Winston Churchill, Mes grands contemporains / Christian Destremau, Churchill et la France

Winston Churchill, Mes grands contemporains / Christian Destremau, Churchill et la France

Deux fois plus de Churchill

Les articles de Churchill réunis dans Mes grands contemporains sont nourris, pour la plupart, d’observations personnelles, et relèvent de trois catégories : l’hommage aux défunts – Herbert Henry Asquith, le maréchal Foch, Lawrence d’Arabie… -, les portraits d’écrivains ou d’artistes allant de G.B. Shaw à Charlie Chaplin, et l’évocation de “contemporains“ proprement dits, qui étaient encore en activité au moment de la première publication, tels Trotski, Roosevelt ou Hitler.
En écrivant sur les figures du passé, Churchill manifeste un esprit d’historien sachant combiner le détail bien choisi et la vision d’ensemble, l’admiration et le recul critique. Ses portraits de Foch, de l’empereur Guillaume II et de Clemenceau sont à mon sens les plus brillants, à la fois par leur éloquence et par le condensé d’analyse historique qu’ils contiennent. Lorsqu’il passe au domaine des arts et des lettres, Churchill se révèle – inévitablement, serait-on tenté de penser – moins compétent, mais pas moins intéressant à lire : son portrait de G.B. Shaw en “bouffon“ est l’une des surprises les plus savoureuses du volume. Quant à celui de Chaplin, quelque peu mièvre, et où nous apprenons que Charlie avait “l’ambition“ de jouer Napoléon, on y voit plus clair en lisant l’ouvrage de Christian Destremau qui nous révèle (p. 138) que Winston souhaitait écrire pour Chaplin un scénario sur Bonaparte, en 1929.
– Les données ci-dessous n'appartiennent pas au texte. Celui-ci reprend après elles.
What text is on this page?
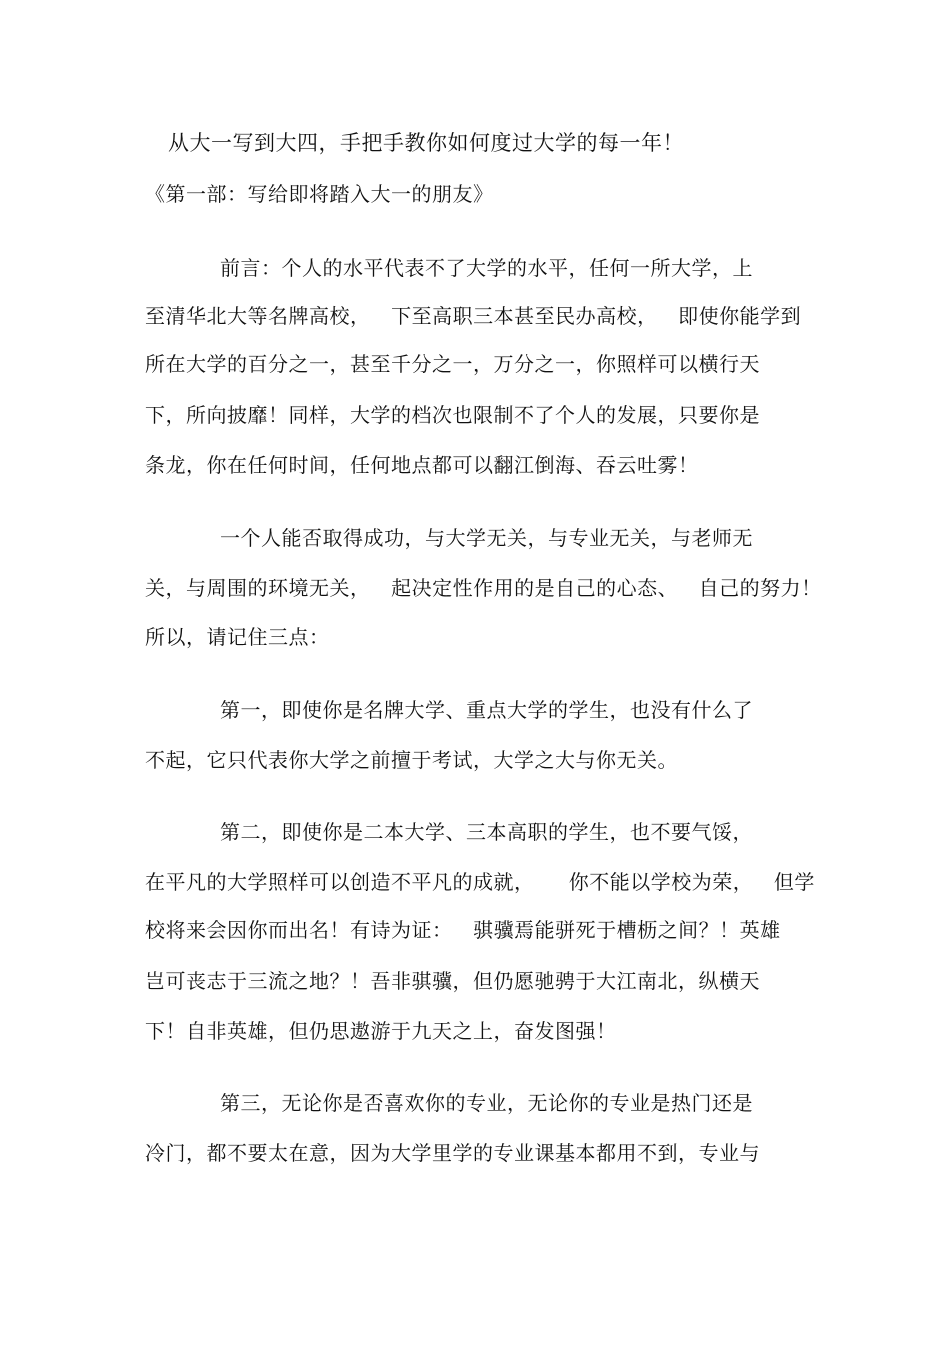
从大一写到大四，手把手教你如何度过大学的每一年！
《第一部：写给即将踏入大一的朋友》
前言：个人的水平代表不了大学的水平，任何一所大学，上
至清华北大等名牌高校，   下至高职三本甚至民办高校，   即使你能学到
所在大学的百分之一，甚至千分之一，万分之一，你照样可以横行天
下，所向披靡！同样，大学的档次也限制不了个人的发展，只要你是
条龙，你在任何时间，任何地点都可以翻江倒海、吞云吐雾！
一个人能否取得成功，与大学无关，与专业无关，与老师无
关，与周围的环境无关，   起决定性作用的是自己的心态、   自己的努力！
所以，请记住三点：
第一，即使你是名牌大学、重点大学的学生，也没有什么了
不起，它只代表你大学之前擅于考试，大学之大与你无关。
第二，即使你是二本大学、三本高职的学生，也不要气馁，
在平凡的大学照样可以创造不平凡的成就，     你不能以学校为荣，   但学
校将来会因你而出名！有诗为证：   骐骥焉能骈死于槽枥之间？！英雄
岂可丧志于三流之地？！吾非骐骥，但仍愿驰骋于大江南北，纵横天
下！自非英雄，但仍思遨游于九天之上，奋发图强！
第三，无论你是否喜欢你的专业，无论你的专业是热门还是
冷门，都不要太在意，因为大学里学的专业课基本都用不到，专业与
A propos des hommes politiques toujours actifs lors de la parution initiale des articles, Churchill apparaît précautionneux dans son portrait de Roosevelt, et étonnamment optimiste dans ses prévisions (datant de 1935) concernant Hitler qu’il imagine devenir plus modéré. Ce qui ne l’empêche pas de décrire la situation en Allemagne en toute lucidité, et en précisant que “les camps de concentration pullulent“ (p. 226). Avec la même lucidité, il évoque la révolution et le régime soviétiques dans l’article sur Trotski, qui nous démontre que l’auteur voyait clairement la nature totalitaire de l’URSS dès 1929.
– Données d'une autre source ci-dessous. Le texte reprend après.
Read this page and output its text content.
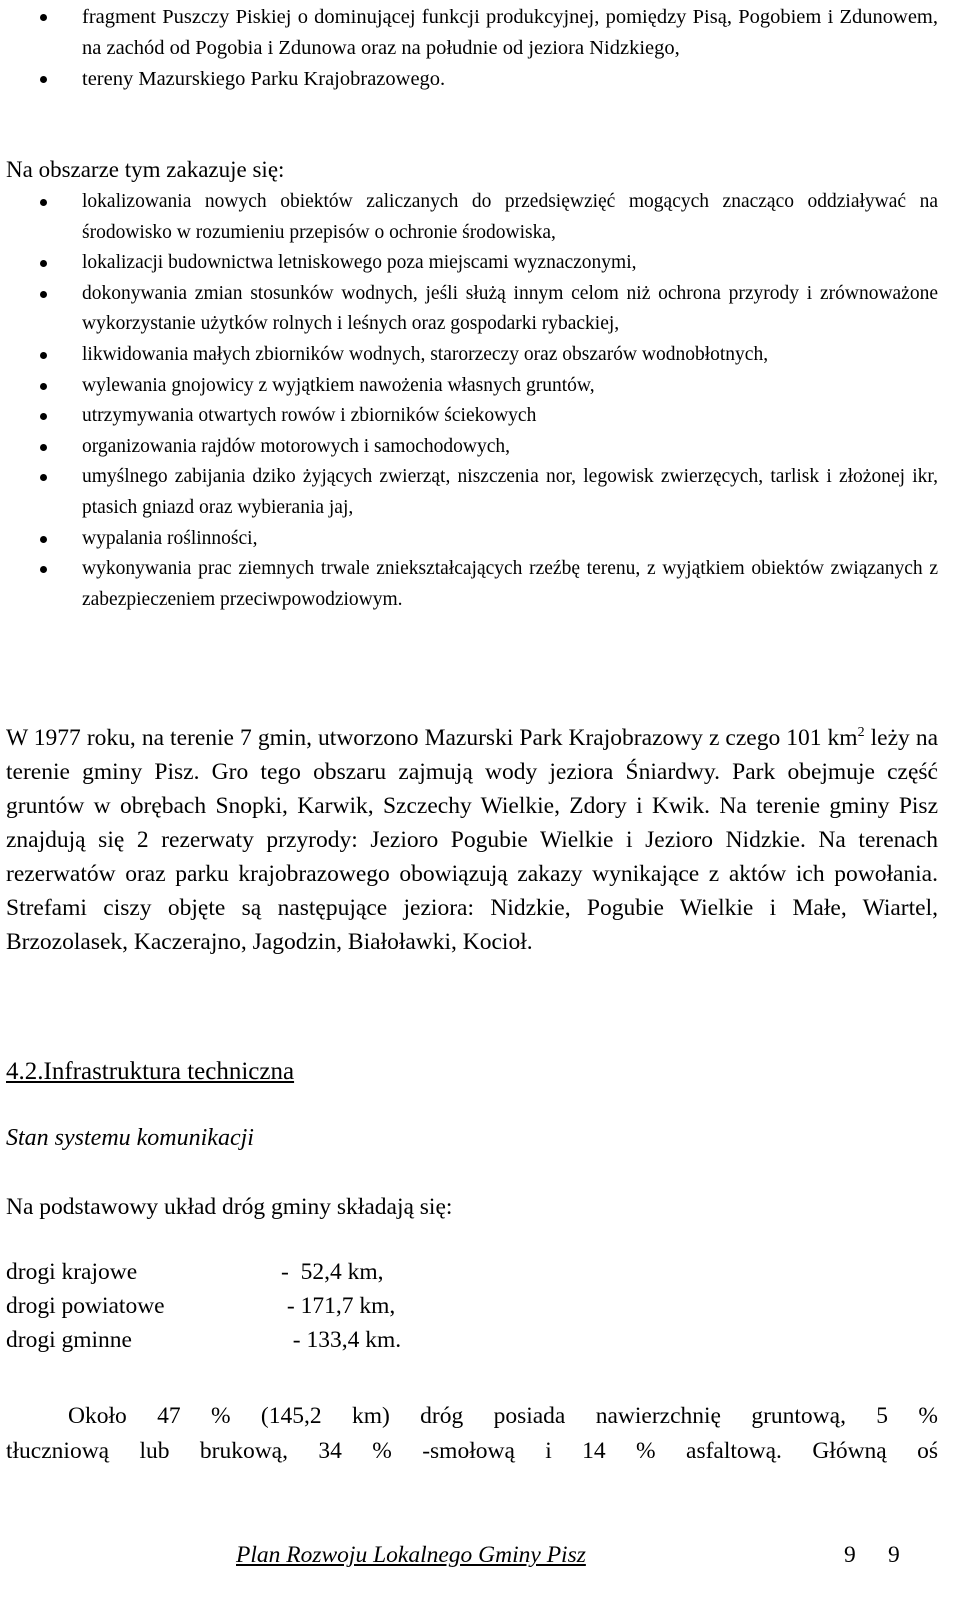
fragment Puszczy Piskiej o dominującej funkcji produkcyjnej, pomiędzy Pisą, Pogobiem i Zdunowem, na zachód od Pogobia i Zdunowa oraz na południe od jeziora Nidzkiego,
tereny Mazurskiego Parku Krajobrazowego.

Na obszarze tym zakazuje się:

lokalizowania nowych obiektów zaliczanych do przedsięwzięć mogących znacząco oddziaływać na środowisko w rozumieniu przepisów o ochronie środowiska,
lokalizacji budownictwa letniskowego poza miejscami wyznaczonymi,
dokonywania zmian stosunków wodnych, jeśli służą innym celom niż ochrona przyrody i zrównoważone wykorzystanie użytków rolnych i leśnych oraz gospodarki rybackiej,
likwidowania małych zbiorników wodnych, starorzeczy oraz obszarów wodnobłotnych,
wylewania gnojowicy z wyjątkiem nawożenia własnych gruntów,
utrzymywania otwartych rowów i zbiorników ściekowych
organizowania rajdów motorowych i samochodowych,
umyślnego zabijania dziko żyjących zwierząt, niszczenia nor, legowisk zwierzęcych, tarlisk i złożonej ikr, ptasich gniazd oraz wybierania jaj,
wypalania roślinności,
wykonywania prac ziemnych trwale zniekształcających rzeźbę terenu, z wyjątkiem obiektów związanych z zabezpieczeniem przeciwpowodziowym.

W 1977 roku, na terenie 7 gmin, utworzono Mazurski Park Krajobrazowy z czego 101 $km^2$ leży na terenie gminy Pisz. Gro tego obszaru zajmują wody jeziora Śniardwy. Park obejmuje część gruntów w obrębach Snopki, Karwik, Szczechy Wielkie, Zdory i Kwik. Na terenie gminy Pisz znajdują się 2 rezerwaty przyrody: Jezioro Pogubie Wielkie i Jezioro Nidzkie. Na terenach rezerwatów oraz parku krajobrazowego obowiązują zakazy wynikające z aktów ich powołania. Strefami ciszy objęte są następujące jeziora: Nidzkie, Pogubie Wielkie i Małe, Wiartel, Brzozolasek, Kaczerajno, Jagodzin, Białoławki, Kocioł.

4.2.Infrastruktura techniczna
Stan systemu komunikacji

Na podstawowy układ dróg gminy składają się:

drogi krajowe	-  52,4 km,
drogi powiatowe	- 171,7 km,
drogi gminne	- 133,4 km.

Około 47 % (145,2 km) dróg posiada nawierzchnię gruntową, 5 %
tłuczniową lub brukową, 34 % -smołową i 14 % asfaltową. Główną oś

Plan Rozwoju Lokalnego Gminy Pisz	9 9
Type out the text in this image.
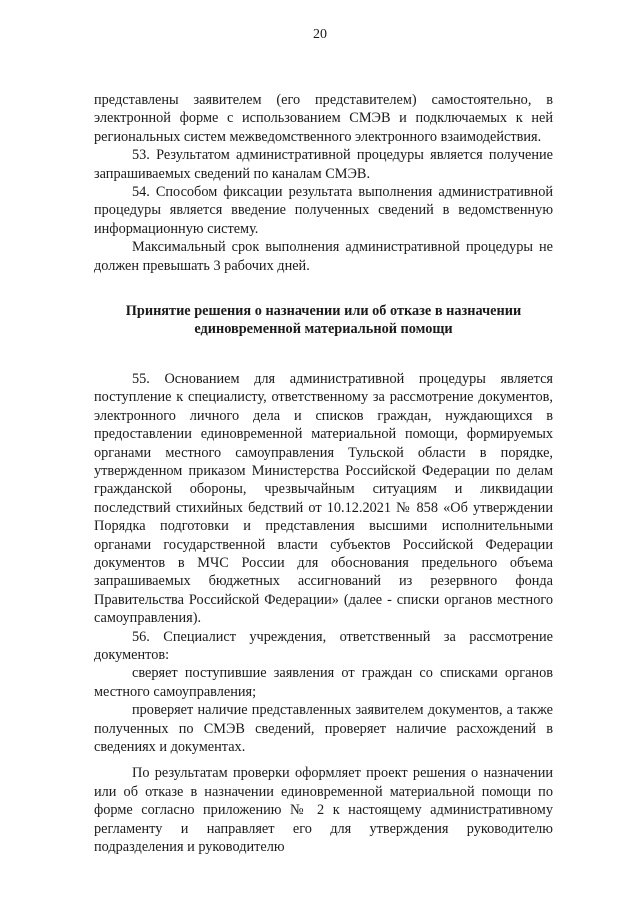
20

представлены заявителем (его представителем) самостоятельно, в электронной форме с использованием СМЭВ и подключаемых к ней региональных систем межведомственного электронного взаимодействия.

53. Результатом административной процедуры является получение запрашиваемых сведений по каналам СМЭВ.

54. Способом фиксации результата выполнения административной процедуры является введение полученных сведений в ведомственную информационную систему.

Максимальный срок выполнения административной процедуры не должен превышать 3 рабочих дней.

Принятие решения о назначении или об отказе в назначении единовременной материальной помощи

55. Основанием для административной процедуры является поступление к специалисту, ответственному за рассмотрение документов, электронного личного дела и списков граждан, нуждающихся в предоставлении единовременной материальной помощи, формируемых органами местного самоуправления Тульской области в порядке, утвержденном приказом Министерства Российской Федерации по делам гражданской обороны, чрезвычайным ситуациям и ликвидации последствий стихийных бедствий от 10.12.2021 № 858 «Об утверждении Порядка подготовки и представления высшими исполнительными органами государственной власти субъектов Российской Федерации документов в МЧС России для обоснования предельного объема запрашиваемых бюджетных ассигнований из резервного фонда Правительства Российской Федерации» (далее - списки органов местного самоуправления).

56. Специалист учреждения, ответственный за рассмотрение документов:

сверяет поступившие заявления от граждан со списками органов местного самоуправления;

проверяет наличие представленных заявителем документов, а также полученных по СМЭВ сведений, проверяет наличие расхождений в сведениях и документах.

По результатам проверки оформляет проект решения о назначении или об отказе в назначении единовременной материальной помощи по форме согласно приложению № 2 к настоящему административному регламенту и направляет его для утверждения руководителю подразделения и руководителю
Les hasards du calendrier font de Churchill et la France de Christian Destremau un complément bienvenu de Mes grands contemporains, ne serait-ce que pour mieux comprendre le point de vue de Winston sur Clemenceau et Foch. L’historien a le mérite de présenter les liens de Churchill avec notre pays – qui remontent à l’enfance – dans toute leur complexité, notamment lorsqu’il explique son attitude avant l’entrée de l’Angleterre dans la Première Guerre mondiale, ou les variations de son attitude lors de la Seconde.
Le chapitre 11 nous offre d’irrésistibles échantillons du français de Winston, apocryphes ou authentiques, dont ce trait, adressé au général de Gaulle qui lui reprochait de le retenir “prisonnier“ et de songer à l’exiler dans l’île de Man, en 1943 : “Non, mon général, pour vous, très distingué (sic), toujours la Tower of London.“ A propos du Général, je déplore l’antipathie aussi prononcée qu’injuste avec laquelle Destremau le traite à tout propos, le présentant comme insupportable (pp. 317, 324-325) et allant jusqu’à faire un commentaire sur les statues parisiennes de Churchill et de De Gaulle (p. 347) pour étayer l’idée que Winston serait plus humain ! (L’auteur nous révèle au passage son mauvais goût en matière de statuaire.) Mais cette préférence outrancière pour un grand homme au détriment de l’autre n’empêche pas l’ouvrage de Destremau d’être, dans son ensemble, très instructif et agréable à lire.

agathe de lastyns

– Winston Churchill, Mes grands contemporains, traduction de l’anglais remaniée et annotée par Antoine Capet, Tallandier, janvier 2017, 286 p. – 20,90 €
– Christian Destremau, Churchill et la France, Perrin/Ministère de la Défense, 2017, 404 p. – 24,00 €.